Futuristic man

Le groupe américain a mis la main sur Moodstocks, une société française qui développe un programme capable de reconnaître des images ou des objets sur son smartphone.

La vidéo dure 16 secondes. Une personne passe trois objets devant la caméra d’un smartphone: un pistolet à fléchettes en mousse, une tasse, un sac. Chaque fois, le téléphone reconnaît l’objet et sa marque en quelques secondes. Cette technologie, simple en apparence mais extrèmement complexe, est développée par l’entreprise française Moodstocks. Elle a annoncé mercredi son rachat par Google, pour un montant inconnu.

Fondée en 2007, Moodstocks est une start-up spécialisée dans la reconnaissance d’image. Ses solutions sont utilisées par plusieurs gros clients en France, comme la Fnac, La Redoute ou Leroy Merlin. L’entreprise permet aux développeurs d’exploiter sa technologie afin de créer de nouveaux services fondés sur la reconnaissance d’image: dans l’alimentaire, la mode, l’ameublement… En 2014, Moodstocks a racheté une autre entreprise française, Modaclic, donnant naissance à une application permettant d’acheter des vêtements vus dans un magazine en les prenant en photo.

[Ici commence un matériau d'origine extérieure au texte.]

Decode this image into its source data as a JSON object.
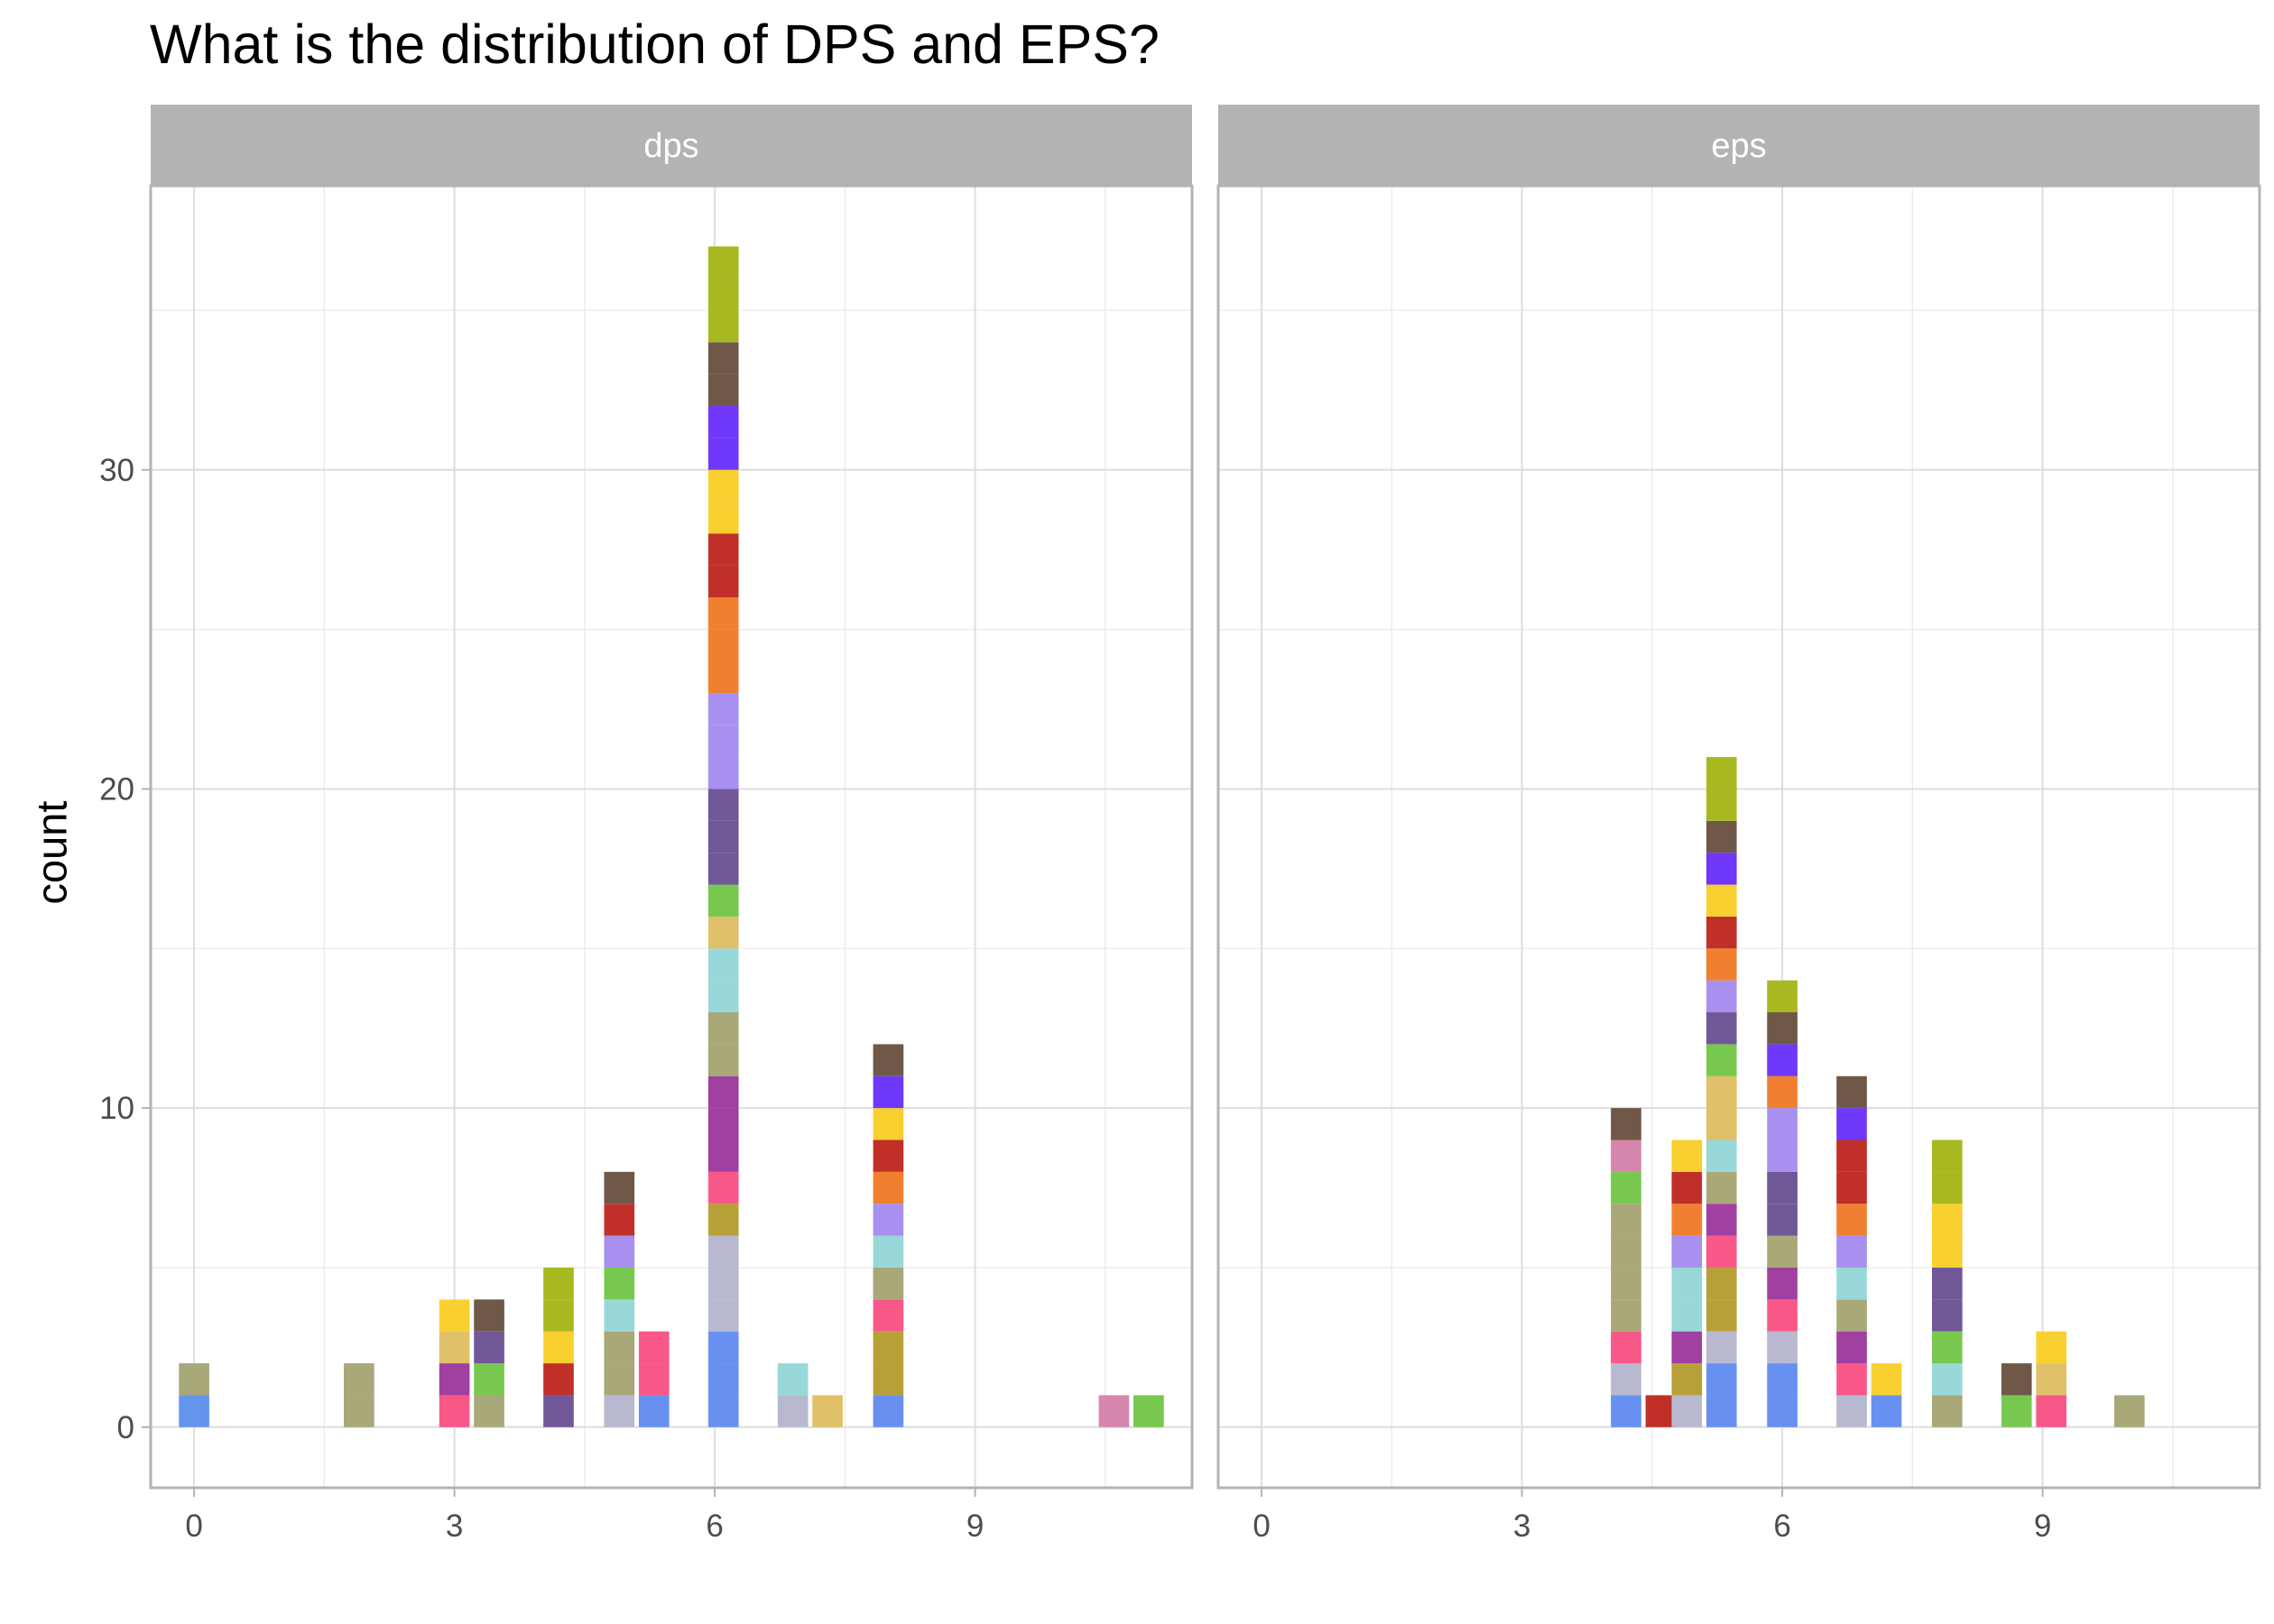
{
  "title": "What is the distribution of DPS and EPS?",
  "chart_data": {
    "type": "bar",
    "stacked": true,
    "faceted": true,
    "title": "What is the distribution of DPS and EPS?",
    "xlabel": "",
    "ylabel": "count",
    "xlim": [
      -0.5,
      11.5
    ],
    "ylim": [
      -1.9,
      38.9
    ],
    "x_ticks": [
      "0",
      "3",
      "6",
      "9"
    ],
    "y_ticks": [
      "0",
      "10",
      "20",
      "30"
    ],
    "grid": true,
    "legend": "none",
    "facets": [
      {
        "label": "dps",
        "bars": [
          {
            "x": 0.0,
            "stack": [
              "#6495ed",
              "#a8a878"
            ]
          },
          {
            "x": 1.9,
            "stack": [
              "#a8a878",
              "#a8a878"
            ]
          },
          {
            "x": 3.0,
            "stack": [
              "#f85888",
              "#a040a0",
              "#e0c068",
              "#f8d030"
            ]
          },
          {
            "x": 3.4,
            "stack": [
              "#a8a878",
              "#78c850",
              "#705898",
              "#705848"
            ]
          },
          {
            "x": 4.2,
            "stack": [
              "#705898",
              "#c03028",
              "#f8d030",
              "#a8b820",
              "#a8b820"
            ]
          },
          {
            "x": 4.9,
            "stack": [
              "#b8b8d0",
              "#a8a878",
              "#a8a878",
              "#98d8d8",
              "#78c850",
              "#a890f0",
              "#c03028",
              "#705848"
            ]
          },
          {
            "x": 5.3,
            "stack": [
              "#6890f0",
              "#f85888",
              "#f85888"
            ]
          },
          {
            "x": 6.1,
            "stack": [
              "#6890f0",
              "#6890f0",
              "#6890f0",
              "#b8b8d0",
              "#b8b8d0",
              "#b8b8d0",
              "#b8a038",
              "#f85888",
              "#a040a0",
              "#a040a0",
              "#a040a0",
              "#a8a878",
              "#a8a878",
              "#98d8d8",
              "#98d8d8",
              "#e0c068",
              "#78c850",
              "#705898",
              "#705898",
              "#705898",
              "#a890f0",
              "#a890f0",
              "#a890f0",
              "#f08030",
              "#f08030",
              "#f08030",
              "#c03028",
              "#c03028",
              "#f8d030",
              "#f8d030",
              "#7038f8",
              "#7038f8",
              "#705848",
              "#705848",
              "#a8b820",
              "#a8b820",
              "#a8b820"
            ]
          },
          {
            "x": 6.9,
            "stack": [
              "#b8b8d0",
              "#98d8d8"
            ]
          },
          {
            "x": 7.3,
            "stack": [
              "#e0c068"
            ]
          },
          {
            "x": 8.0,
            "stack": [
              "#6890f0",
              "#b8a038",
              "#b8a038",
              "#f85888",
              "#a8a878",
              "#98d8d8",
              "#a890f0",
              "#f08030",
              "#c03028",
              "#f8d030",
              "#7038f8",
              "#705848"
            ]
          },
          {
            "x": 10.6,
            "stack": [
              "#d685ad"
            ]
          },
          {
            "x": 11.0,
            "stack": [
              "#78c850"
            ]
          }
        ]
      },
      {
        "label": "eps",
        "bars": [
          {
            "x": 4.2,
            "stack": [
              "#6890f0",
              "#b8b8d0",
              "#f85888",
              "#a8a878",
              "#a8a878",
              "#a8a878",
              "#a8a878",
              "#78c850",
              "#d685ad",
              "#705848"
            ]
          },
          {
            "x": 4.6,
            "stack": [
              "#c03028"
            ]
          },
          {
            "x": 4.9,
            "stack": [
              "#b8b8d0",
              "#b8a038",
              "#a040a0",
              "#98d8d8",
              "#98d8d8",
              "#a890f0",
              "#f08030",
              "#c03028",
              "#f8d030"
            ]
          },
          {
            "x": 5.3,
            "stack": [
              "#6890f0",
              "#6890f0",
              "#b8b8d0",
              "#b8a038",
              "#b8a038",
              "#f85888",
              "#a040a0",
              "#a8a878",
              "#98d8d8",
              "#e0c068",
              "#e0c068",
              "#78c850",
              "#705898",
              "#a890f0",
              "#f08030",
              "#c03028",
              "#f8d030",
              "#7038f8",
              "#705848",
              "#a8b820",
              "#a8b820"
            ]
          },
          {
            "x": 6.0,
            "stack": [
              "#6890f0",
              "#6890f0",
              "#b8b8d0",
              "#f85888",
              "#a040a0",
              "#a8a878",
              "#705898",
              "#705898",
              "#a890f0",
              "#a890f0",
              "#f08030",
              "#7038f8",
              "#705848",
              "#a8b820"
            ]
          },
          {
            "x": 6.8,
            "stack": [
              "#b8b8d0",
              "#f85888",
              "#a040a0",
              "#a8a878",
              "#98d8d8",
              "#a890f0",
              "#f08030",
              "#c03028",
              "#c03028",
              "#7038f8",
              "#705848"
            ]
          },
          {
            "x": 7.2,
            "stack": [
              "#6890f0",
              "#f8d030"
            ]
          },
          {
            "x": 7.9,
            "stack": [
              "#a8a878",
              "#98d8d8",
              "#78c850",
              "#705898",
              "#705898",
              "#f8d030",
              "#f8d030",
              "#a8b820",
              "#a8b820"
            ]
          },
          {
            "x": 8.7,
            "stack": [
              "#78c850",
              "#705848"
            ]
          },
          {
            "x": 9.1,
            "stack": [
              "#f85888",
              "#e0c068",
              "#f8d030"
            ]
          },
          {
            "x": 10.0,
            "stack": [
              "#a8a878"
            ]
          }
        ]
      }
    ]
  }
}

Développer l’intelligence artificielle

«La France regorge de talents en ingénierie et en recherche», a commenté Vincent Simonet, responsable de la recherche et du développement chez Google France, dans un post de blog. «Nous sommes impatients de collaborer avec l’équipe de Moodstoks et de voir ce que nous pourrons développer ensemble.» Google a déjà racheté deux start-up françaises il y a trois ans: Flexicore et Sparrow. L’équipe de Moostocks rejoindra le centre de R&D de Google situé à Paris. Une centaine d’ingénieurs y travaillent déjà. Un tiers d’entre eux sont affectés à l’institut culturel, l’initiative du moteur de recherche en faveur de la numérisation et la diffusion de l’Art. Les autres travaillent sur YouTube et sur le navigateur Chrome.

Les employés de Moodstoks vont eux inaugurer un nouveau pôle consacré à l’intelligence artificielle. Google a déjà investi ce secteur au travers du rachat de l’entreprise anglaise DeepMind. Cette dernière a notamment développé le programme AlphaGo, qui a récemment battu le meilleur joueur mondial du jeu de go. La technologie de Moodstocks pourrait être particulièrement utile au moteur de recherche. Elle pourrait par exemple améliorer son service de comparateur de prix, en permettant à ses utilisateurs de prendre en photo un objet vu en magasin, ou son application de classement de photos. Facebook travaille lui-même sur ce genre d’intelligence artificielle, capable de reconnaître des visages, des races de chiens ou des objets. Le réseau social a ouvert un laboratoire dédié au sujet en 2015, lui aussi situé à Paris.